Bowl of the spherical cap and its diameter Bowl has the shape of spherical cap. Its height is v=15 cm. If you want all the water in the bowl to leak out, you must to tilt the bowl at least 60°.
like this:  

What is the inner diameter of the widest part of the bowl, calculated to the nearest mm?
 A: Nice picture, very helpful for the solution.  Actually, the picture is the solution, it is where the real mathematics is.  Once we see what's happening, the rest is essentially mechanical. We use the tilted version of the picture. 
For $60^\circ$ to be the smallest angle at which all the water leaks out, the line at the bottom must be tangent to the sphere at the point of contact.  Let the point of contact, and tangency, be $T$.  
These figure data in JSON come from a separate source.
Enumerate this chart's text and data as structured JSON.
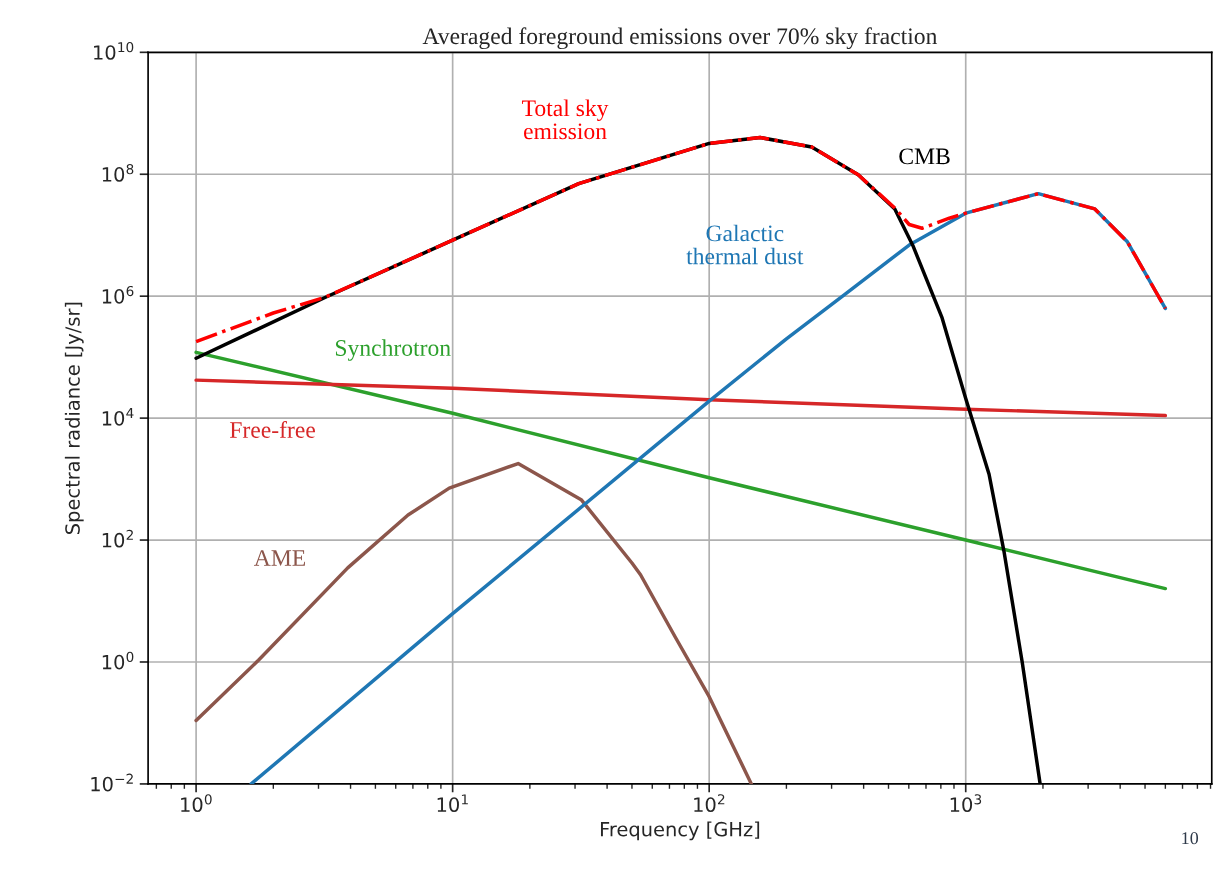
{
  "chart_data": {
    "type": "line",
    "title": "Averaged foreground emissions over 70% sky fraction",
    "xlabel": "Frequency [GHz]",
    "ylabel": "Spectral radiance [Jy/sr]",
    "log": "xy",
    "grid": true,
    "legend": false,
    "marker": "none",
    "xlim": [
      0.65,
      9100
    ],
    "xticks": [
      {
        "value": 1,
        "label": "10$^{0}$"
      },
      {
        "value": 10,
        "label": "10$^{1}$"
      },
      {
        "value": 100,
        "label": "10$^{2}$"
      },
      {
        "value": 1000,
        "label": "10$^{3}$"
      }
    ],
    "ylim": [
      0.01,
      10000000000.0
    ],
    "yticks": [
      {
        "value": 0.01,
        "label": "10$^{−2}$"
      },
      {
        "value": 1,
        "label": "10$^{0}$"
      },
      {
        "value": 100,
        "label": "10$^{2}$"
      },
      {
        "value": 10000,
        "label": "10$^{4}$"
      },
      {
        "value": 1000000,
        "label": "10$^{6}$"
      },
      {
        "value": 100000000,
        "label": "10$^{8}$"
      },
      {
        "value": 10000000000,
        "label": "10$^{10}$"
      }
    ],
    "series": [
      {
        "name": "Synchrotron",
        "color": "#2ca02c",
        "line_style": "solid",
        "x": [
          1,
          10,
          100,
          1000,
          6000
        ],
        "values": [
          120000,
          12000,
          1050,
          100,
          16
        ]
      },
      {
        "name": "Free-free",
        "color": "#d62728",
        "line_style": "solid",
        "x": [
          1,
          10,
          100,
          1000,
          6000
        ],
        "values": [
          42000,
          31000,
          20000,
          14000,
          11000
        ]
      },
      {
        "name": "AME",
        "color": "#8c564b",
        "line_style": "solid",
        "x": [
          1,
          1.75,
          3.9,
          6.7,
          9.7,
          18,
          31.7,
          50,
          54,
          74,
          100,
          146
        ],
        "values": [
          0.11,
          1.07,
          35,
          257,
          710,
          1800,
          460,
          42,
          27,
          2.5,
          0.27,
          0.01
        ]
      },
      {
        "name": "Galactic\nthermal dust",
        "color": "#1f77b4",
        "line_style": "solid",
        "x": [
          1.64,
          10,
          100,
          200,
          336,
          602,
          1000,
          1918,
          3185,
          4266,
          6000
        ],
        "values": [
          0.01,
          6.2,
          19000,
          200000,
          1050000,
          6900000,
          23000000,
          48000000,
          27000000,
          7800000,
          630000
        ]
      },
      {
        "name": "CMB",
        "color": "#000000",
        "line_style": "solid",
        "x": [
          1,
          3.18,
          10,
          31,
          100,
          158,
          251,
          381,
          529,
          622,
          809,
          1000,
          1233,
          1409,
          1660,
          1950
        ],
        "values": [
          96000,
          950000,
          8300000,
          70000000,
          320000000,
          400000000,
          280000000,
          98000000,
          27000000,
          6800000,
          440000,
          21000,
          1200,
          66,
          1,
          0.01
        ]
      },
      {
        "name": "Total sky\nemission",
        "color": "#ff0000",
        "line_style": "dashdot",
        "x": [
          1,
          2,
          3.18,
          10,
          31,
          100,
          158,
          251,
          381,
          529,
          602,
          676,
          863,
          1000,
          1918,
          3185,
          4266,
          6000
        ],
        "values": [
          180000,
          530000,
          960000,
          8300000,
          70000000,
          320000000,
          400000000,
          280000000,
          98000000,
          28000000,
          15000000,
          13000000,
          19000000,
          23000000,
          48000000,
          27000000,
          7800000,
          630000
        ]
      }
    ],
    "annotations": [
      "10"
    ]
  }
}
Draw the vertical line at the point $T$ of tangency. This line goes through the centre $O$ of the sphere. Join $O$ to the bottom point $B$ of the bowl. Suppose that the line $OB$ meets the top surface of the water at $M$. Thus $M$ is the centre of the circle that used to be the top surface of the water. 
Note that $\angle OTM$ is $30$ degrees.  If $R$ is the radius of the complete sphere of which the bowl is a part, then $OM=R-15$.  
The ratio $\frac{R-15}{R}$ is the sine of the $30$ degree angle, so $\frac{R-15}{R}=\frac{1}{2}$, and therefore $R=30$. 
We want the distance $MT$, which is the side of a right-angled triangle with hypotenuse $30$ and other side $15$ (because $30-15=15$). Thus, by the Pythagorean Theorem,  $MT= \sqrt{30^2-15^2}$. Double to get the diameter. Equivalently, we can use the fact that $\frac{MT}{R}$ is the cosine of the $30$ degree angle.
Remark: The angle $60$ is a "nice" angle. That made the calculation easier. However, if it had been the less nice angle of say $61^\circ$, the calculation would have the same structure. Then $\frac{R-15}{R}$ would be the sine of the $29$ degree angle. Solve for $R$, and use the Pythagorean Theorem.